You may make a snorting, choking or gasping sound. This pattern can repeat itself five to 30 times or more each hour, all night long. These disruptions impair your ability to reach the desired deep, restful phases of sleep, and you'll probably feel sleepy during your waking hours.
People with obstructive sleep apnea may not be aware that their sleep was interrupted. In fact, some people with this type of sleep apnea think they sleep well all night.

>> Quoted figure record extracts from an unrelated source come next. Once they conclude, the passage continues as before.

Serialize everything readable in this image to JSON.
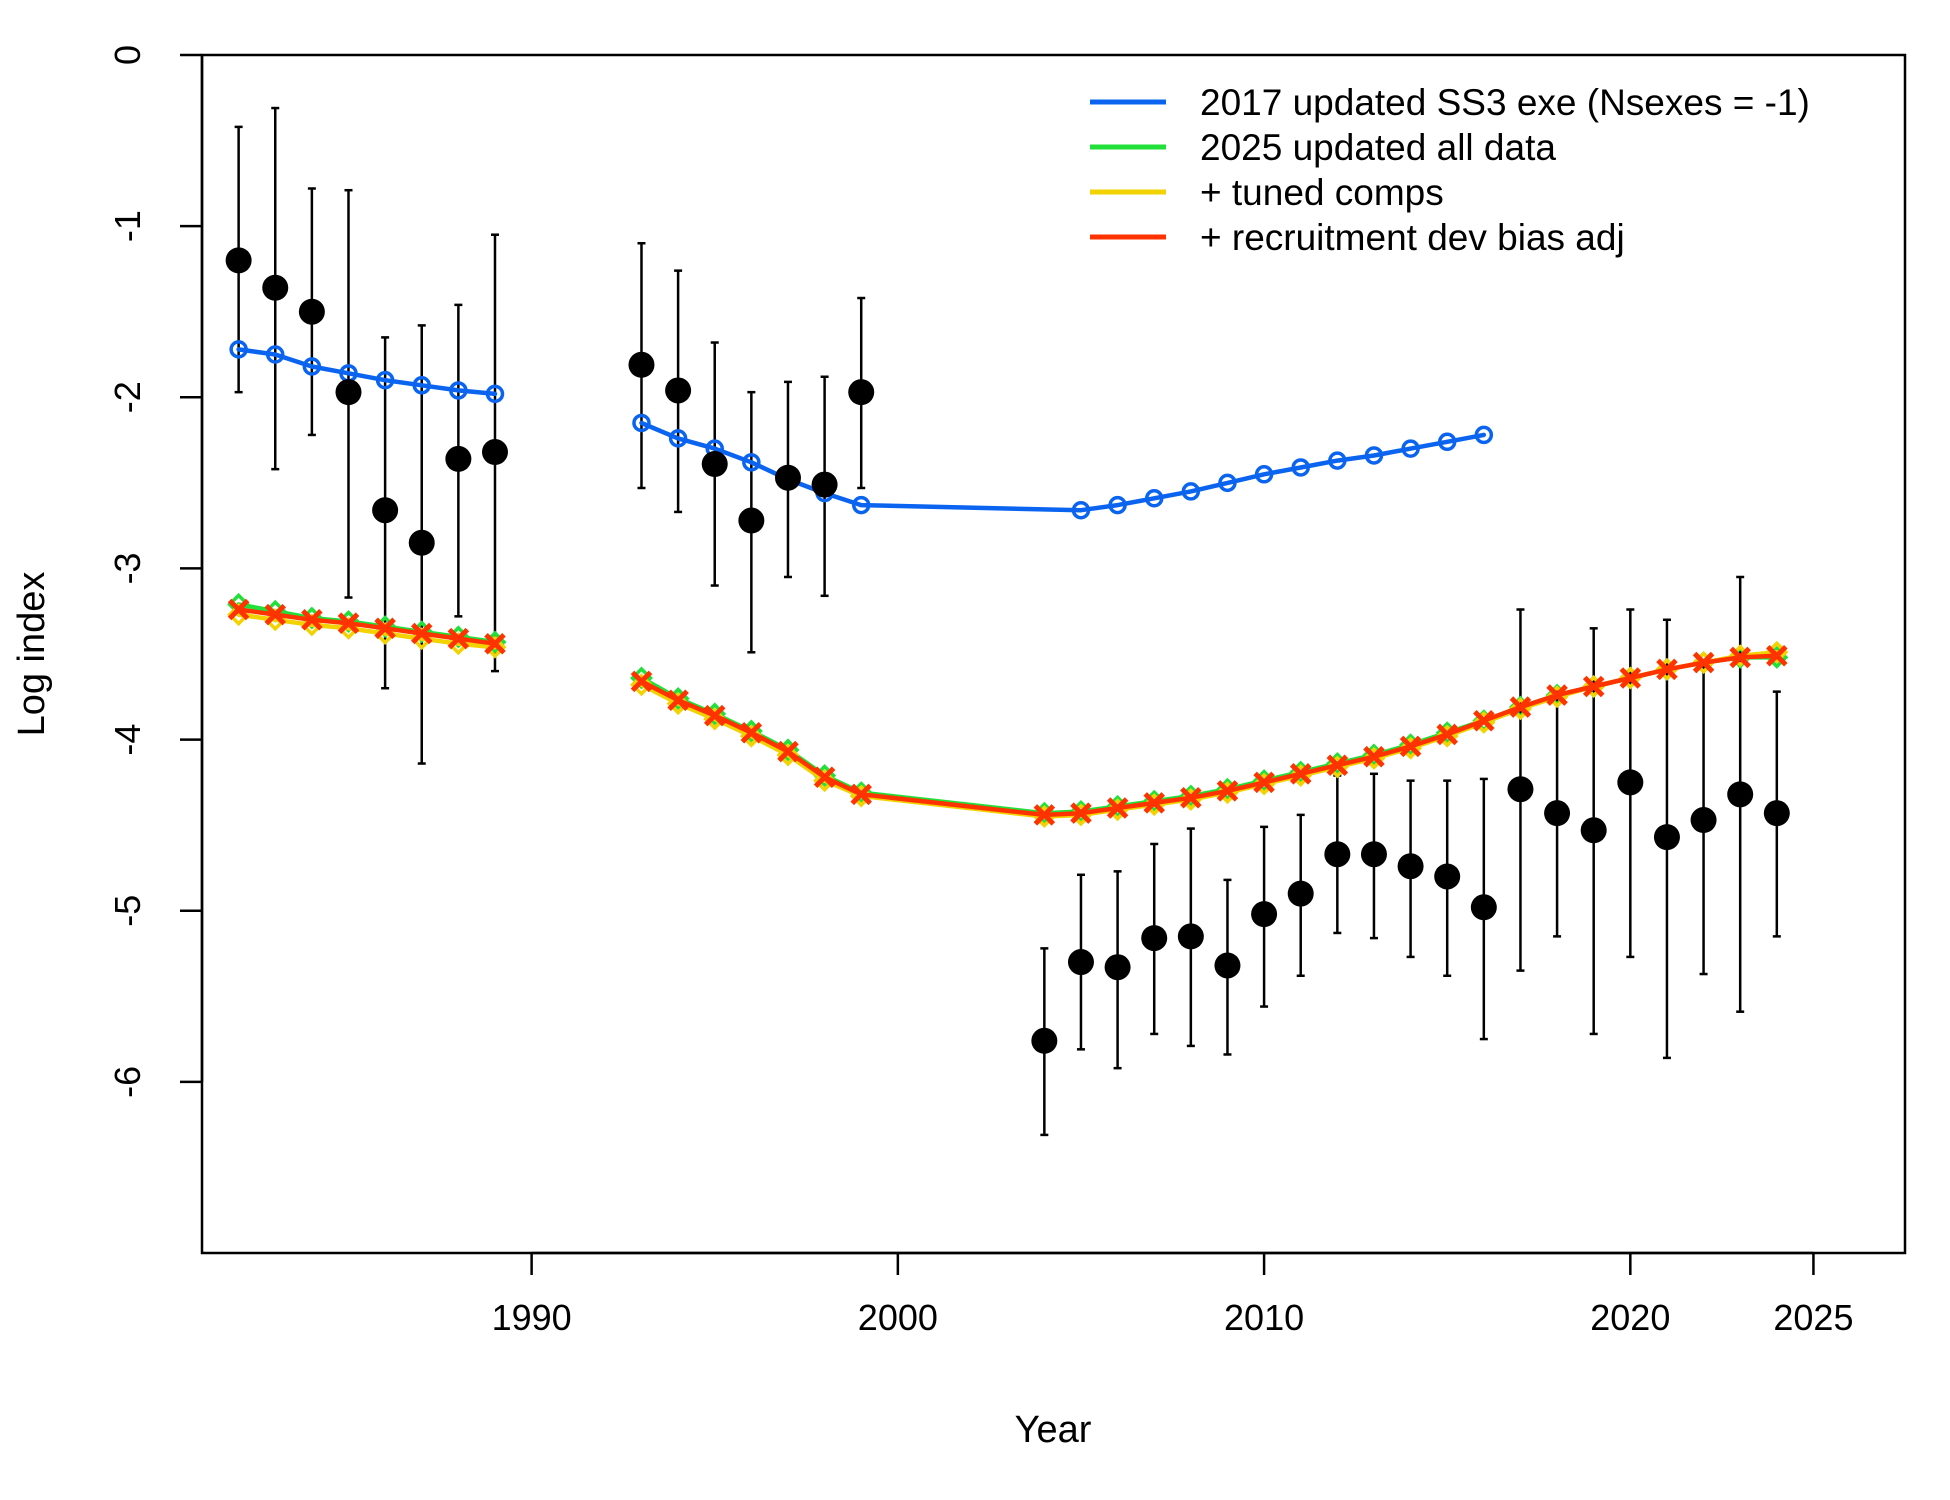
{
  "chart_data": {
    "type": "line",
    "title": "",
    "xlabel": "Year",
    "ylabel": "Log index",
    "xlim": [
      1981,
      2027.5
    ],
    "ylim": [
      -7,
      0
    ],
    "x_ticks": [
      1990,
      2000,
      2010,
      2020,
      2025
    ],
    "y_ticks": [
      0,
      -1,
      -2,
      -3,
      -4,
      -5,
      -6
    ],
    "grid": false,
    "legend_position": "top-right",
    "colors": {
      "observed": "#000000",
      "blue": "#0a64f0",
      "green": "#22e03a",
      "yellow": "#f2d200",
      "red": "#ff3300"
    },
    "observed": {
      "x": [
        1982,
        1983,
        1984,
        1985,
        1986,
        1987,
        1988,
        1989,
        1993,
        1994,
        1995,
        1996,
        1997,
        1998,
        1999,
        2004,
        2005,
        2006,
        2007,
        2008,
        2009,
        2010,
        2011,
        2012,
        2013,
        2014,
        2015,
        2016,
        2017,
        2018,
        2019,
        2020,
        2021,
        2022,
        2023,
        2024
      ],
      "y": [
        -1.2,
        -1.36,
        -1.5,
        -1.97,
        -2.66,
        -2.85,
        -2.36,
        -2.32,
        -1.81,
        -1.96,
        -2.39,
        -2.72,
        -2.47,
        -2.51,
        -1.97,
        -5.76,
        -5.3,
        -5.33,
        -5.16,
        -5.15,
        -5.32,
        -5.02,
        -4.9,
        -4.67,
        -4.67,
        -4.74,
        -4.8,
        -4.98,
        -4.29,
        -4.43,
        -4.53,
        -4.25,
        -4.57,
        -4.47,
        -4.32,
        -4.43
      ],
      "lower": [
        -1.97,
        -2.42,
        -2.22,
        -3.17,
        -3.7,
        -4.14,
        -3.28,
        -3.6,
        -2.53,
        -2.67,
        -3.1,
        -3.49,
        -3.05,
        -3.16,
        -2.53,
        -6.31,
        -5.81,
        -5.92,
        -5.72,
        -5.79,
        -5.84,
        -5.56,
        -5.38,
        -5.13,
        -5.16,
        -5.27,
        -5.38,
        -5.75,
        -5.35,
        -5.15,
        -5.72,
        -5.27,
        -5.86,
        -5.37,
        -5.59,
        -5.15
      ],
      "upper": [
        -0.42,
        -0.31,
        -0.78,
        -0.79,
        -1.65,
        -1.58,
        -1.46,
        -1.05,
        -1.1,
        -1.26,
        -1.68,
        -1.97,
        -1.91,
        -1.88,
        -1.42,
        -5.22,
        -4.79,
        -4.77,
        -4.61,
        -4.52,
        -4.82,
        -4.51,
        -4.44,
        -4.21,
        -4.2,
        -4.24,
        -4.24,
        -4.23,
        -3.24,
        -3.72,
        -3.35,
        -3.24,
        -3.3,
        -3.56,
        -3.05,
        -3.72
      ]
    },
    "series": [
      {
        "name": "2017 updated SS3 exe (Nsexes = -1)",
        "color": "#0a64f0",
        "marker": "circle",
        "segments": [
          {
            "x": [
              1982,
              1983,
              1984,
              1985,
              1986,
              1987,
              1988,
              1989
            ],
            "y": [
              -1.72,
              -1.75,
              -1.82,
              -1.86,
              -1.9,
              -1.93,
              -1.96,
              -1.98
            ]
          },
          {
            "x": [
              1993,
              1994,
              1995,
              1996,
              1997,
              1998,
              1999,
              2005,
              2006,
              2007,
              2008,
              2009,
              2010,
              2011,
              2012,
              2013,
              2014,
              2015,
              2016
            ],
            "y": [
              -2.15,
              -2.24,
              -2.3,
              -2.38,
              -2.48,
              -2.56,
              -2.63,
              -2.66,
              -2.63,
              -2.59,
              -2.55,
              -2.5,
              -2.45,
              -2.41,
              -2.37,
              -2.34,
              -2.3,
              -2.26,
              -2.22
            ]
          }
        ]
      },
      {
        "name": "2025 updated all data",
        "color": "#22e03a",
        "marker": "diamond",
        "segments": [
          {
            "x": [
              1982,
              1983,
              1984,
              1985,
              1986,
              1987,
              1988,
              1989
            ],
            "y": [
              -3.21,
              -3.25,
              -3.29,
              -3.31,
              -3.34,
              -3.37,
              -3.4,
              -3.43
            ]
          },
          {
            "x": [
              1993,
              1994,
              1995,
              1996,
              1997,
              1998,
              1999,
              2004,
              2005,
              2006,
              2007,
              2008,
              2009,
              2010,
              2011,
              2012,
              2013,
              2014,
              2015,
              2016,
              2017,
              2018,
              2019,
              2020,
              2021,
              2022,
              2023,
              2024
            ],
            "y": [
              -3.64,
              -3.76,
              -3.85,
              -3.95,
              -4.06,
              -4.21,
              -4.31,
              -4.43,
              -4.42,
              -4.39,
              -4.36,
              -4.33,
              -4.29,
              -4.24,
              -4.19,
              -4.14,
              -4.09,
              -4.03,
              -3.96,
              -3.89,
              -3.81,
              -3.74,
              -3.69,
              -3.64,
              -3.59,
              -3.55,
              -3.52,
              -3.52
            ]
          }
        ]
      },
      {
        "name": "+ tuned comps",
        "color": "#f2d200",
        "marker": "diamond",
        "segments": [
          {
            "x": [
              1982,
              1983,
              1984,
              1985,
              1986,
              1987,
              1988,
              1989
            ],
            "y": [
              -3.27,
              -3.3,
              -3.33,
              -3.35,
              -3.38,
              -3.41,
              -3.44,
              -3.46
            ]
          },
          {
            "x": [
              1993,
              1994,
              1995,
              1996,
              1997,
              1998,
              1999,
              2004,
              2005,
              2006,
              2007,
              2008,
              2009,
              2010,
              2011,
              2012,
              2013,
              2014,
              2015,
              2016,
              2017,
              2018,
              2019,
              2020,
              2021,
              2022,
              2023,
              2024
            ],
            "y": [
              -3.68,
              -3.79,
              -3.88,
              -3.98,
              -4.09,
              -4.24,
              -4.33,
              -4.45,
              -4.44,
              -4.41,
              -4.38,
              -4.35,
              -4.31,
              -4.26,
              -4.21,
              -4.16,
              -4.11,
              -4.05,
              -3.98,
              -3.9,
              -3.82,
              -3.75,
              -3.69,
              -3.64,
              -3.59,
              -3.55,
              -3.51,
              -3.49
            ]
          }
        ]
      },
      {
        "name": "+ recruitment dev bias adj",
        "color": "#ff3300",
        "marker": "cross",
        "segments": [
          {
            "x": [
              1982,
              1983,
              1984,
              1985,
              1986,
              1987,
              1988,
              1989
            ],
            "y": [
              -3.24,
              -3.27,
              -3.3,
              -3.32,
              -3.35,
              -3.38,
              -3.41,
              -3.44
            ]
          },
          {
            "x": [
              1993,
              1994,
              1995,
              1996,
              1997,
              1998,
              1999,
              2004,
              2005,
              2006,
              2007,
              2008,
              2009,
              2010,
              2011,
              2012,
              2013,
              2014,
              2015,
              2016,
              2017,
              2018,
              2019,
              2020,
              2021,
              2022,
              2023,
              2024
            ],
            "y": [
              -3.66,
              -3.77,
              -3.86,
              -3.96,
              -4.07,
              -4.22,
              -4.32,
              -4.44,
              -4.43,
              -4.4,
              -4.37,
              -4.34,
              -4.3,
              -4.25,
              -4.2,
              -4.15,
              -4.1,
              -4.04,
              -3.97,
              -3.89,
              -3.81,
              -3.74,
              -3.69,
              -3.64,
              -3.59,
              -3.55,
              -3.52,
              -3.51
            ]
          }
        ]
      }
    ]
  }
}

Other risk factors for obstructive sleep apnea include certain physical attributes, such as having a thick neck, deviated septum, receding chin, or enlarged tonsils or adenoids (the most common cause of sleep apnea in children). Your airway may be blocked or narrowed during sleep simply because your throat muscles tend to relax more than normal. Allergies or other medical conditions that cause nasal congestion and blockage can also contribute to sleep apnea.
CENTRAL SLEEP APNEA
Central sleep apnea, which is much less common, occurs when your brain fails to transmit signals to your breathing muscles. You may awaken with shortness of breath or have a difficult time getting to sleep or staying asleep. Like with obstructive sleep apnea, snoring and daytime sleepiness can occur. The most common cause of central sleep apnea is heart failure and, less commonly, a stroke. People with central sleep apnea may be more likely to remember awakening than are people with obstructive sleep apnea.
Like obstructive sleep apnea, central sleep apnea is more common in males and people over the age of 65. However, unlike obstructive sleep apnea, central sleep apnea is often associated with serious illness, such as heart disease, stroke, neurological disease, or spinal or brainstem injury.